Case Studies: John Warburton

“The best advice would be to just get writing.”

John Warburton has a string of credits to his name including ‘City Life North West Comedian of The Year’. He was recently awarded a place on the BBC Comedy Writers’ Scheme. Currently in talks with TV production giants Baby Cow (‘The Mighty Boosh’) and Tiger Aspect (‘The Catherine Tate Show’), John is well-sought after in the world of comedy.

How did you get involved in the world of comedy writing?

“I trained as a journalist when I left uni because I always wanted to work as a writer. I worked on staff and freelance for all the national papers and I edited a lads’ mag for a while and got a job writing a comedy showbiz column. That’s when I realised I wanted to write comedy, and to write it for the telly. So I started doing stand-up comedy as a way to pay the bills while I worked on scripts. I’ve done other stuff along the way: ads and PR. I wrote the song for the Vimto ad about the lad who has to wear his dad’s undies to go swimming.”

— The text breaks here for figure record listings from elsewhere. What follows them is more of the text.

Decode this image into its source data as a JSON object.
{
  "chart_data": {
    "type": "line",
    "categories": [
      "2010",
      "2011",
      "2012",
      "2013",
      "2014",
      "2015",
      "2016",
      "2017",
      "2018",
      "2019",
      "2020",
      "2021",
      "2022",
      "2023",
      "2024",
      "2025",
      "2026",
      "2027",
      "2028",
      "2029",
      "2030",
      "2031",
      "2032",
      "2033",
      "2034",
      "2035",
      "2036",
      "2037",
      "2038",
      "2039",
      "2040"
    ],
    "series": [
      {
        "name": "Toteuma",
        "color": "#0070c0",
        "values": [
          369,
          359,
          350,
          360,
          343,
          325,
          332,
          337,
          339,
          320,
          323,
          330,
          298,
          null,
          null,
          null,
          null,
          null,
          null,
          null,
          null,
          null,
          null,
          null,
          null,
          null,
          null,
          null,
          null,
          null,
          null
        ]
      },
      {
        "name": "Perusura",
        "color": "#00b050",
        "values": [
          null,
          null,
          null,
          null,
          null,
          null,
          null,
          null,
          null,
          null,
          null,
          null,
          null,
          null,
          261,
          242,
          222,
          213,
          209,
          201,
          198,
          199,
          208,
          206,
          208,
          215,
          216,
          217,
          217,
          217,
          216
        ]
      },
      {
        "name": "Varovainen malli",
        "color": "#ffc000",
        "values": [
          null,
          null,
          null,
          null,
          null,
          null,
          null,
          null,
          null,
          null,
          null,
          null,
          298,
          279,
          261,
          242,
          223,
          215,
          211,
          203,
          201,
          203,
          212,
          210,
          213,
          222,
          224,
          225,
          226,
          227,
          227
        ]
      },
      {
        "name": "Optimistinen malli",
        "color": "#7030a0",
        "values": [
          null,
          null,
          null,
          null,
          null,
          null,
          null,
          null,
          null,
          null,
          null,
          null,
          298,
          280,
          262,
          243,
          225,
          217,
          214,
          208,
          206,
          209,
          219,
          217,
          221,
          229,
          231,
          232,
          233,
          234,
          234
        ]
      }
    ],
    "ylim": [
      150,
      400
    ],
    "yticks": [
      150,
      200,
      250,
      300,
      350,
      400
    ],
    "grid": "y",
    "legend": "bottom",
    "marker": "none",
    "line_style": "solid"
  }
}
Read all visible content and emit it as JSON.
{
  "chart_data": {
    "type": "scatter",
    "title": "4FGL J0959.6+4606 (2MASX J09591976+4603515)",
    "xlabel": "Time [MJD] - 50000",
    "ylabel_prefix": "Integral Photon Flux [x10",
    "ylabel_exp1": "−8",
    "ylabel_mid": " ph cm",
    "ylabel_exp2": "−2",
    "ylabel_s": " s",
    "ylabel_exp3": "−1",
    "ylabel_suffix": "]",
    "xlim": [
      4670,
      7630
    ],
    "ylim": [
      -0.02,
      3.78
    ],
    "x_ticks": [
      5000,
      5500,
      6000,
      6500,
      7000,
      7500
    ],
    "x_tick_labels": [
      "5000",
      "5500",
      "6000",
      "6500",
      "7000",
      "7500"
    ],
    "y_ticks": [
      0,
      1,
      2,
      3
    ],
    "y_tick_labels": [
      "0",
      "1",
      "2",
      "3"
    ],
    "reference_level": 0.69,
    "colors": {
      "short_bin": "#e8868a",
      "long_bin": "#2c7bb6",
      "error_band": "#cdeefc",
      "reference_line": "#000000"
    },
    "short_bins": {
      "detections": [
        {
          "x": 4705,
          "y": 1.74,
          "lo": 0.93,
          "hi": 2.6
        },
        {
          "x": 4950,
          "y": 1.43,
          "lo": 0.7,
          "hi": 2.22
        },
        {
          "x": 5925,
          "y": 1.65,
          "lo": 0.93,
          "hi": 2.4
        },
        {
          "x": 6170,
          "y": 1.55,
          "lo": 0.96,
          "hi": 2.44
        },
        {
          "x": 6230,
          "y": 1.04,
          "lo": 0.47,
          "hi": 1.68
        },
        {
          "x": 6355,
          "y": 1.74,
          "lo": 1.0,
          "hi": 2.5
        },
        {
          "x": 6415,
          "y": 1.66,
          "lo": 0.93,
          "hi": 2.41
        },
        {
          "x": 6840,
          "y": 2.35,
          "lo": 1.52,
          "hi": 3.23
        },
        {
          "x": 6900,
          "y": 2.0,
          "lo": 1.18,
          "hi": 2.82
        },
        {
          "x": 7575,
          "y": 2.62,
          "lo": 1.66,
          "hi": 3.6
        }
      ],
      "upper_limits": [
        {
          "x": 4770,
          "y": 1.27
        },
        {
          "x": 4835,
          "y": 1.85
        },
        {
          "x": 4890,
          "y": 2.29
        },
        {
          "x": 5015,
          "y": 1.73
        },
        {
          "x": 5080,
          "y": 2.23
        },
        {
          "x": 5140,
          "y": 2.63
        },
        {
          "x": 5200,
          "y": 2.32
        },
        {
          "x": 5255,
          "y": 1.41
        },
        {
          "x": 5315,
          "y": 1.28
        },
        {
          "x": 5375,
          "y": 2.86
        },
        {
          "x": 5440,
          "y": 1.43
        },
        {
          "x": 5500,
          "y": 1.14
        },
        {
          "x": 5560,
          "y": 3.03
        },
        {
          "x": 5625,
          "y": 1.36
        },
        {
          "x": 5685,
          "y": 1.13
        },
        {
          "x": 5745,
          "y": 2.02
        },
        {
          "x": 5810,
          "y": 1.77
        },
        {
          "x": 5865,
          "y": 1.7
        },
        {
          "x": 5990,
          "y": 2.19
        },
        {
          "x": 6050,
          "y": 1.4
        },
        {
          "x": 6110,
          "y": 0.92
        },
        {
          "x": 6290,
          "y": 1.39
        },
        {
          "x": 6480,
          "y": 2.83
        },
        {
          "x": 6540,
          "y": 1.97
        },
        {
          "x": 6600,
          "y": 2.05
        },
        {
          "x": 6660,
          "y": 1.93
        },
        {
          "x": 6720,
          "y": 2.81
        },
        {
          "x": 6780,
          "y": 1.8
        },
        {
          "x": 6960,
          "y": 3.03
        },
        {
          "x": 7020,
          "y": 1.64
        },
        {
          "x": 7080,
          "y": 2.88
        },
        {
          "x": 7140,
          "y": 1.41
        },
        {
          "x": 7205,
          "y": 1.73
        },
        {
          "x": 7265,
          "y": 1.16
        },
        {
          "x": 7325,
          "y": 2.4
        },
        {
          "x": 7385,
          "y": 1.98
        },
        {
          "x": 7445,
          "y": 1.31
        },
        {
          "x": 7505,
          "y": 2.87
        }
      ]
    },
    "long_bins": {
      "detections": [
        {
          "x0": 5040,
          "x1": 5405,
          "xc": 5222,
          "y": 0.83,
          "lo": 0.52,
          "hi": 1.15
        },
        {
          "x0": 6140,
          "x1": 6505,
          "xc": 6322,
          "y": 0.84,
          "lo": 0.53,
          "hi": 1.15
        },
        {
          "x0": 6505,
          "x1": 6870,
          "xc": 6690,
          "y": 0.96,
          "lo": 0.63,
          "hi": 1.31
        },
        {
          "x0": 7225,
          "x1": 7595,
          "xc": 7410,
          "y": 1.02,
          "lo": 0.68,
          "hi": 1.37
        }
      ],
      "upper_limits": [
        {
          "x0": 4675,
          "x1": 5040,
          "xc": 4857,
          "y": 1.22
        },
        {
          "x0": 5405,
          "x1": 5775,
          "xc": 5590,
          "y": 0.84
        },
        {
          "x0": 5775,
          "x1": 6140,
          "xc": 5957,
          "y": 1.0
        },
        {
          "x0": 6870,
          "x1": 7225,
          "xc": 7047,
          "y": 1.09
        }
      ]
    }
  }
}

Where do you find inspiration for your work?

“Through all the people I’ve ever met. I grew up in a pub on the edge of the Sinderland estate so I met a lot of characters in there. Working at a newspaper you meet people every day in bizarre circumstances.”

How has Trafford helped to shape your career?

“They built a couple of schools which I went to, you could count that and I once went to a writers’ group at Trafford General. My first work experience was on the Sale and Altrincham Messenger.”

How has your work been acknowledged and celebrated?

“I won City Life North West Comedian of the Year in 2004, which is the same award Peter Kay and Caroline Aherne won, and recently I was chosen from about 1,300 writers to take one of just six places on a new BBC comedy writing scheme writing for things like ‘My Family’ and ‘After You’ve Gone’”.

What advice would you give to someone who wants to build a career in writing?

“The path you take depends on the sort of writing you want to do. You can get work experience on a newspaper, but you can’t as a novelist. You can be trained to put together a press release, but no-one can teach you how to be funny. The best advice would be to just get writing, put together a portfolio of work you’re really proud of and try to speak to the people whose jobs you would love to have”.

What projects are you working on at the moment?

“I’m working on the second series of ‘Scallywagga’, a sketch show on BBC3, and I’m working as a lead writer on a new sketch show from Baby Cow, they’re the people who did ‘Gavin and Stacy’ and ‘The Mighty Boosh’. I’ve also just had two sitcom scripts optioned, one by the BBC and one by an independent production company. That means they pay you to write it as long as they get first dibs once you’ve finished it. I’m hoping to be working with Bains and Armstrong soon. They write ‘Peep Show’. Fingers crossed. That would be brilliant.

What does your future hold and what are your plans?

“I work for myself so there’s always uncertainty as to where the next work comes from. That’s why it’s important that you just keep writing and developing ideas. I’ve been hammering out the storyline of a film. I also write with a friend David Isaac who lives in Stretford. We got called down to fancy London recently by Tiger Aspect, who make The Catherine Tate show and Benidorm, to chat about a script they’re interested in.”